Moehau SMITH - 05/09/2019

Parole Hearing

Under section 21(1) of the Parole Act 2002

Moehau SMITH

Hearing: 5 September 2019

at Auckland Region Women’s Corrections Facility

via AVL from Christchurch Women’s Prison

Members of the Board:

  • Ms T Williams Blyth – Panel Convenor
  • Ms G Hughes
  • Mr J Thomson


  1. Moehau Smith (70) appears for consideration of parole on a three year nine month sentence for fraud.  Mrs Smith was convicted alongside her daughter, Christine Smith.
  2. The fraud involved the filing of 49 false GST returns through four farming entities.  The offending occurred over a 21-month period during which Mrs Smith claimed refunds amounting to $1.5 million.  A total of 1.3 million was received.  The Court described it as substantial fraud over a brief period.
  3. In prison Mrs Smith has a RoC*Rol of .02494, a prison security classification of minimum and a statutory release date of 26 March 2022.  There is approximately two years six months remaining on her sentence.
  4. For today’s hearing the Board have received a parole assessment report.  There have been no issues in prison.  Mrs Smith is described as compliant and respectful.
  5. While in prison Mrs Smith has completed the Short Rehabilitation Programme (SRP).  The report advises that Mrs Smith is committed to prosocial change and living an offence-free lifestyle.  Completion of the SRP has made Mrs Smith more confident in her ability to analyse the causes of her offending and evaluate the best solutions to assess alternative choices.
  6. Unfortunately, the discussion with Mrs Smith today did not fill the Board with any degree of confidence that she has in fact analysed her offending and evaluated the best solutions so that she can maintain an offence-free lifestyle.
  7. Regarding her offending Mrs Smith told the Board that she should have known better.  She said that IRD taught her to complete the GST returns and for a while a person from IRD checked them every month.  She described her offending as having made a mistake.  Everything went well for about 10 years (after her husband died) and then it went wrong.
  8. Ms Smith says that during the time of the offending she was involved in treaty work, completing a degree, taking care of family and looking after the farm.  She did not feel able to ask her family for help.
  9. If she is released, Mrs Smith says that although she is intending to go back to the farm, she will no longer be responsible for the books.  There are two farms.  One is hers and the other belongs to her and her sister.
  10. Mrs Smith also explained that her sisters are unhappy with her being in prison.  They blame her daughter [Christine] for the offending although she concedes that they were both responsible.
  11. In addition to saying that the offending was a mistake and that still sees the farms as her property, another aspect of the hearing which leaves the Board with some unease is that Mrs Smith maintained that she and her daughter had not discussed their release proposals.  She stated to the Board that she did not know her daughter’s plans.
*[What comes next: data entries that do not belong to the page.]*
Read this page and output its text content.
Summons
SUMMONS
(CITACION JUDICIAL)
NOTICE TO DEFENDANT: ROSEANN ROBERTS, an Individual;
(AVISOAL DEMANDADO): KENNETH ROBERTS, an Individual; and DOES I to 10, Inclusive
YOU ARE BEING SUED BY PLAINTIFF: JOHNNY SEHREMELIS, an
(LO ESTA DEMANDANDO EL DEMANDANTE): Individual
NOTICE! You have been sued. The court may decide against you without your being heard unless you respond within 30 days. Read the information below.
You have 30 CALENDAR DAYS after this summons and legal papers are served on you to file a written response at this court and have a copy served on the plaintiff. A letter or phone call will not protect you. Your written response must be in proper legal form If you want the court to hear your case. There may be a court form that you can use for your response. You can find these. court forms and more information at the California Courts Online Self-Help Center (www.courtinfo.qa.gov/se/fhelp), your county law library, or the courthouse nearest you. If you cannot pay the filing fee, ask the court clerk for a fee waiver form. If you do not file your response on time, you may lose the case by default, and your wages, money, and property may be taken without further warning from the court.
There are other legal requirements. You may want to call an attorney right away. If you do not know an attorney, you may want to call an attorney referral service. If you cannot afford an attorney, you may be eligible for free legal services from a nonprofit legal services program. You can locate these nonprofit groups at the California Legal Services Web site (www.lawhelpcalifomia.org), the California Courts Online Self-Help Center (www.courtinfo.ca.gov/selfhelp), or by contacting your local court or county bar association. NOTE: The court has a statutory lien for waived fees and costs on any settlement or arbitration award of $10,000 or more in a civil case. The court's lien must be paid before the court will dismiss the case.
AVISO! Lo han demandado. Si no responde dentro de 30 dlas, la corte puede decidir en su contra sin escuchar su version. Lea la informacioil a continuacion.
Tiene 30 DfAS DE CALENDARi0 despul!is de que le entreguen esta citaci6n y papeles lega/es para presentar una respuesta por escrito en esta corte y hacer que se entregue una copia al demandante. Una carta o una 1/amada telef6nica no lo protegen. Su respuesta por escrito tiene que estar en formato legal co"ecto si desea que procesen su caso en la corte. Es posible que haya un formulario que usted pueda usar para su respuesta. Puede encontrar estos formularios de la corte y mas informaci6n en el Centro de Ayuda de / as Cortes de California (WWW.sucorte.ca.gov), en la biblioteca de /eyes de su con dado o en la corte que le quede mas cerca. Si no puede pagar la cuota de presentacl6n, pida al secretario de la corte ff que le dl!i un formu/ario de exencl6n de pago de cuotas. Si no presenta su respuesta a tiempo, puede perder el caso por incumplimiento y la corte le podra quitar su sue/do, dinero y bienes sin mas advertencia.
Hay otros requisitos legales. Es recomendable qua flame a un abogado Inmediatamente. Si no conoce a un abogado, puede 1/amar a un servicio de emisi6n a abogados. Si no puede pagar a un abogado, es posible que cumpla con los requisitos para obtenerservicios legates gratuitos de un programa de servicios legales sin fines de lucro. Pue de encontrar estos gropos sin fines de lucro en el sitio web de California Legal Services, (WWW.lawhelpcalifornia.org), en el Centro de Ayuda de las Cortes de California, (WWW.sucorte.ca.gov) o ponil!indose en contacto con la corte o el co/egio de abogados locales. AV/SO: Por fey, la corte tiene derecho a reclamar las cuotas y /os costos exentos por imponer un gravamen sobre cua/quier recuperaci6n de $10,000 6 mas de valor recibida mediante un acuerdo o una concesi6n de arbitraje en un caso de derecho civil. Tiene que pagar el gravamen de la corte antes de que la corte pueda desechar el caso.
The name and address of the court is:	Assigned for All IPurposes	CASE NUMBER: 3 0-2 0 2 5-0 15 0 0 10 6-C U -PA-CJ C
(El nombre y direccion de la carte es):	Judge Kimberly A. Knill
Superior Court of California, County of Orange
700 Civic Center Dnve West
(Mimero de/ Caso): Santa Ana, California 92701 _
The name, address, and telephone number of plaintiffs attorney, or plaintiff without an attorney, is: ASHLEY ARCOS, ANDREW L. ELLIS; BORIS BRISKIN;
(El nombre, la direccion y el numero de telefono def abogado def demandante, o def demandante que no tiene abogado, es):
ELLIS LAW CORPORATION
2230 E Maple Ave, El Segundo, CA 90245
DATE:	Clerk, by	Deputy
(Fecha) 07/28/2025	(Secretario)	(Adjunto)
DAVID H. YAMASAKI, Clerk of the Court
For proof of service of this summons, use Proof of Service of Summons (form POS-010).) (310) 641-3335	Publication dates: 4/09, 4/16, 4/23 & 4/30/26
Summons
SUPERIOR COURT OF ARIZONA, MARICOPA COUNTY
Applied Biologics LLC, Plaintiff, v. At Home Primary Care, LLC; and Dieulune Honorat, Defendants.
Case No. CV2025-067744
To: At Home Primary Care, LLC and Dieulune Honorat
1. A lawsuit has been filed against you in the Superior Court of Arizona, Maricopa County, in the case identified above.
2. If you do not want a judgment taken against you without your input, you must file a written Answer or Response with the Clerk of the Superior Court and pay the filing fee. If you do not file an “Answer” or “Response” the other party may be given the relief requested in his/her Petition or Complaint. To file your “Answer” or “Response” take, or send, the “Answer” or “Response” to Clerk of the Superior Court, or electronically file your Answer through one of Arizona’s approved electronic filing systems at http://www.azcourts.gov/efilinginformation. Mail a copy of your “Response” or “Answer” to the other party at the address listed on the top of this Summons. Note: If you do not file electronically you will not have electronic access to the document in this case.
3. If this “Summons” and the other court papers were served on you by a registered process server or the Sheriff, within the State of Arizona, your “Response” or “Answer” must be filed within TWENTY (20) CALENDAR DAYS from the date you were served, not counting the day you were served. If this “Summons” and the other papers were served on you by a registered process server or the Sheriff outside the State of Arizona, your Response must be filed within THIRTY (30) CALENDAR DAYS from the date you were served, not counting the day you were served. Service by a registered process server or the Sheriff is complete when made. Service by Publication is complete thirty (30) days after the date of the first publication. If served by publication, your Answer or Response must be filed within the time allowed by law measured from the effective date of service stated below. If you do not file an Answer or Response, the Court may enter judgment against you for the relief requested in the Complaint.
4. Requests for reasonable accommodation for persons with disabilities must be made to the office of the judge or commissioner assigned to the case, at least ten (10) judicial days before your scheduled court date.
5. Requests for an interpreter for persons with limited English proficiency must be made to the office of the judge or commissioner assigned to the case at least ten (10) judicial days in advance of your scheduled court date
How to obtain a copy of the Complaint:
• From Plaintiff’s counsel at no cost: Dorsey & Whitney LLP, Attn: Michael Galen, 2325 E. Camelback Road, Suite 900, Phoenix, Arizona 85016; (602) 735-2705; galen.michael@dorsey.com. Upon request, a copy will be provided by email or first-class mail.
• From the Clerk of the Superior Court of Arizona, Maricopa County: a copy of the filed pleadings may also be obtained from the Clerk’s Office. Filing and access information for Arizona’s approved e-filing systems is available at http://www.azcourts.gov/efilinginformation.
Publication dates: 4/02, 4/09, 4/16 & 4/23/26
This appeared at odds with the comments regarding their interdependence and Mrs Smith’s decision not to go to self-cares so that she could be there for her daughter.
  12. For today, it is not clear that Mrs Smith accepts her offending and that what she did was wrong.  Mrs Smith seemed evasive and contradicted herself during the hearing.  There also appears to be a dispute in the family, and it is not clear what impact that will have on Mrs Smith’s release proposal as well as that of her daughter.  Nor is it clear what role Mrs Smith will play regarding the farms that she clearly still sees as hers.
  13. Despite that the Board acknowledges that Mrs Smith has a low RoC*Rol and is 70 years of age.  If there was a robust release proposal and it was clear that the family were aware of the risks then it is expected that any residual risk could be managed.
  14. Today that robust release proposal has not been presented.  Without that the Board are not satisfied that Mrs Smith no longer poses an undue risk.  For today parole is declined.
  15. Mrs Smith will be seen for further consideration of parole in December 2019 and no later than 30 December 2019.
  16. Before the next hearing the Board requests that a reintegration/whānau hui is held.  The hui should discuss Mrs Smith, and her daughter’s offending, the release proposal together with the strategies to address any issues that may arise (particularly as Mrs Smith still sees the farms as her property).